Too Long; Didn't Play: Claw and Feathers

And so we come to the end of Danopian December, and of the year more generally. It's been pun, so let's wrap up with Claw and Feathers.

Time feathered: 62 minutes

Sponsored By: who else?

Short review

What if Angry Birds were a match-three game that was actually fun and interesting instead of arbitrary and bizarrely addictive?

Why, I do believe you'd get Claw and Feathers!

Long review

I like pathfinding puzzles. I spent hours and hours playing Flow on iOS when it came out years ago, even though it's basically an abstracted version of what I currently do for a living. I also like match-three puzzle games.

I hesitate to say that combining the two would make a new taste sensation, because I've watched too many games combine things I like only to make something dreadful. Claw and Feathers, however, pulled it off. Here we have a perfect blend of pathfinding and match-three puzzle solving.

The premise is derivative, but solid. Some cats have kidnapped the baby birds, and it's up to you to get them back. It's basically Angry Birds, but without the same level of cheerful abstraction between you and the understanding of what’s actually going on.

To get them back, you have to find the keys to their cages, which are in the paws of the cats. If you can get two birds of the same color to surround a cat, they’ll fly off with it, perhaps leaving the key behind. The rub is that the birds must walk to the cats, but there are a lot of birds in a level blocking your path to the cats.

Fortunately, if you get at least three birds of a single color next to each other, they'll fly off. Who knows what they're off doing at that point. Maybe they're forming a gang. Whatever they're doing, they're out of your way, and that's all that matters for the game.

Now I know what you're thinking: Why don't the birds just fly to the cats and baby birds? The answer is because birds are crazy. Seriously, look a bird in the face sometime. They look like someone gave them an enema that was equal parts caffeine and LSD.

A lot of match-three puzzle games won't let you make moves that don't lead directly to matches. There's a very good reason for that: Ponder how boring Bejeweled would be if you could move gems around willy-nilly. You could group a bunch of gems in one place, then place the matching gem to trigger a colossal combo.
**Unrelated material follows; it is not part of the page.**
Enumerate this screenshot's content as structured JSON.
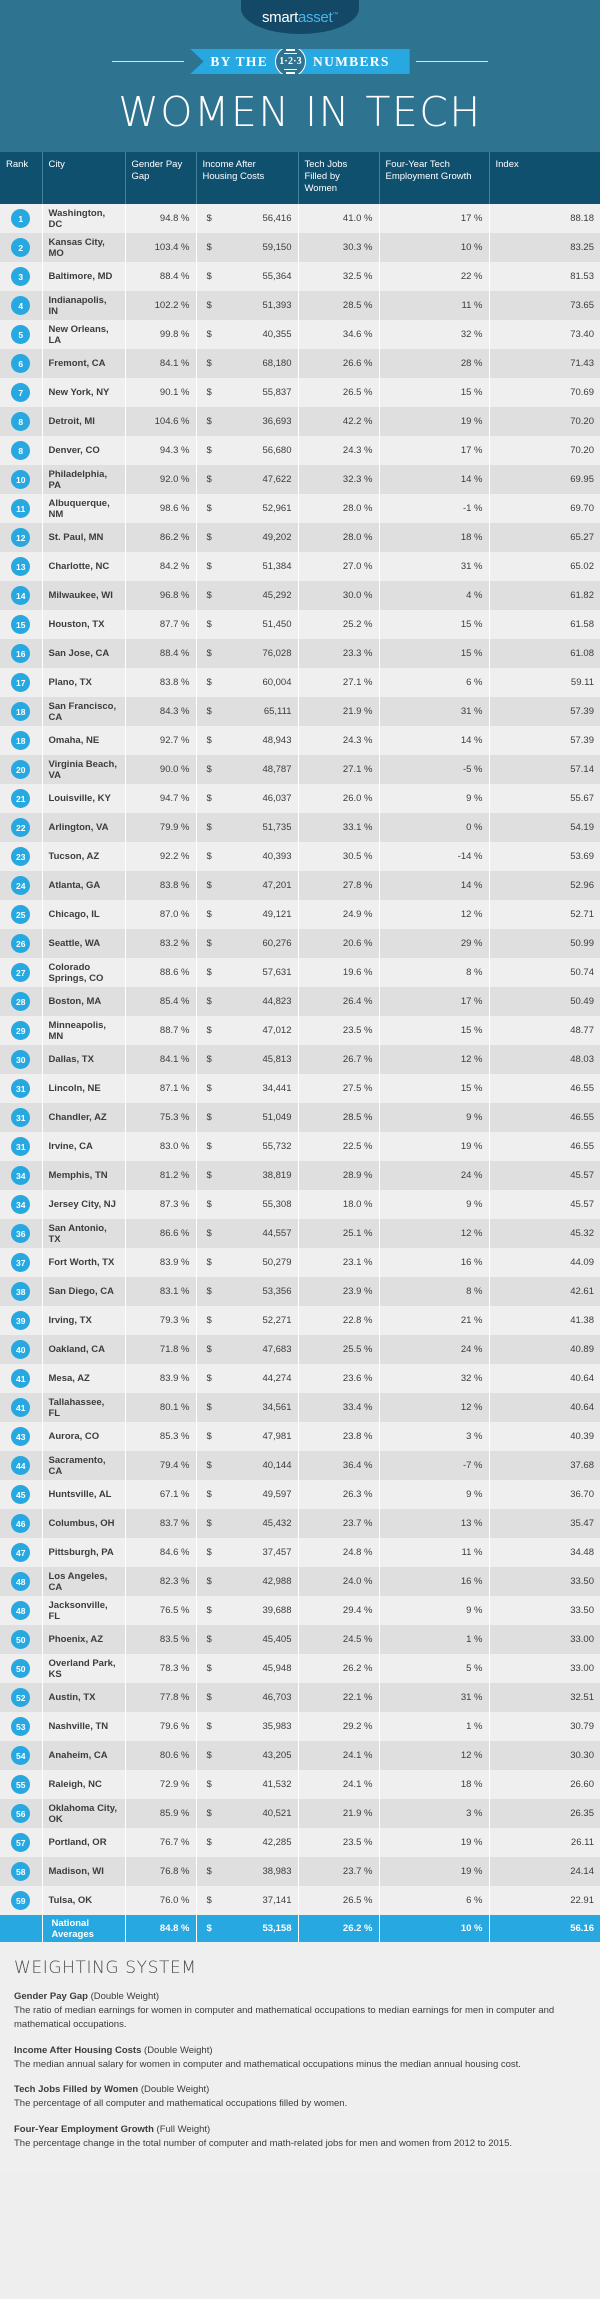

Actually, that sounds kind of fun. But I do imagine it would make the game a shade on the easy side.

Claw and Feathers allows you to move birds anywhere there is a path for them to walk, whether there's a match at the end of it or not. That would be game breaking, except the game throws more birds at you every time you make a move that doesn't clear something off the field. That simple tweak adds players of strategy that save Claw and Feathers from being just another match-three game. There is a whole lot of depth there, deciding if you want to spend a move to bring another wave of birds down so that you'll have more colors to work with, or if you just want to try a clear path now and being in reinforcements later.

Additional strategic depth comes from the enemy variety. Some cats just sit there, some cats move around, and some cats require more than two birds to lift. Positioning three birds around a cat in such a way that they don't become adjacent and fly off is a challenge all by itself.

And the game is rife with challenge. It's good challenge, though: by which I mean it’s surmountable. It’s the sort of challenge that a firm grasp of the fundamentals can overcome. The phrase “easy to learn, difficult to master” is probably overused at this point, but I can't think of a more original way to say that Claw and Feathers is easy to learn but difficult to master. How about "grokkably deep"? Like chess, if chess involved irate pigeons and cats wearing terminator sunglasses.

Will I Keep Playing?

"Oh my, yes." (/farnsworth) It has all of the intuitive comfort of a typical match-three game, but with enough twists to keep it interesting for people who play more than match-three games. If you’re looking for an alternative to Candy Crush, I don’t think you can do much better. Having said that, though, I do have to admit haven’t plumbed the depths of the iPhone App Store lately, so I don’t know every match-three game in existence well enough to make that statement definitively.

Is it the Devil Daggers of Bird-jeweled clones?

The puzzles get tricky, especially when the board fills up because you’re not making enough moves that result in a match, and some of the gold-star victory conditions are diabolical, but they don’t actually matter to the game and so can be safely ignored if you’re getting too frustrated. I like that about the game. A lot of these sorts of games pad out their length by gating higher levels behind getting perfect scores on all the previous levels, but not Claw and Feathers. Why, it’s almost like they’re ok with their game just being fun to play!

It’s a novel concept, but it doesn’t earn it any points on the Devil Daggers scale. Three out of seven daggers.


They look like someone gave them an enema that was equal parts caffeine and LSD.

Now, Greg, tell us how you really feel about Angry Birds.

Did I actually give you a decent game, for once?!

p.s. We kept chickens for a while until we had our fourth kid in January and said forget that nonsense. Chickens don't really fly, they launch themselves into the air like idiots and hope they can latch on to whatever they hit. So the game's flight logic checks out. As does your comment about looking into their eyes, which I hope to never do again.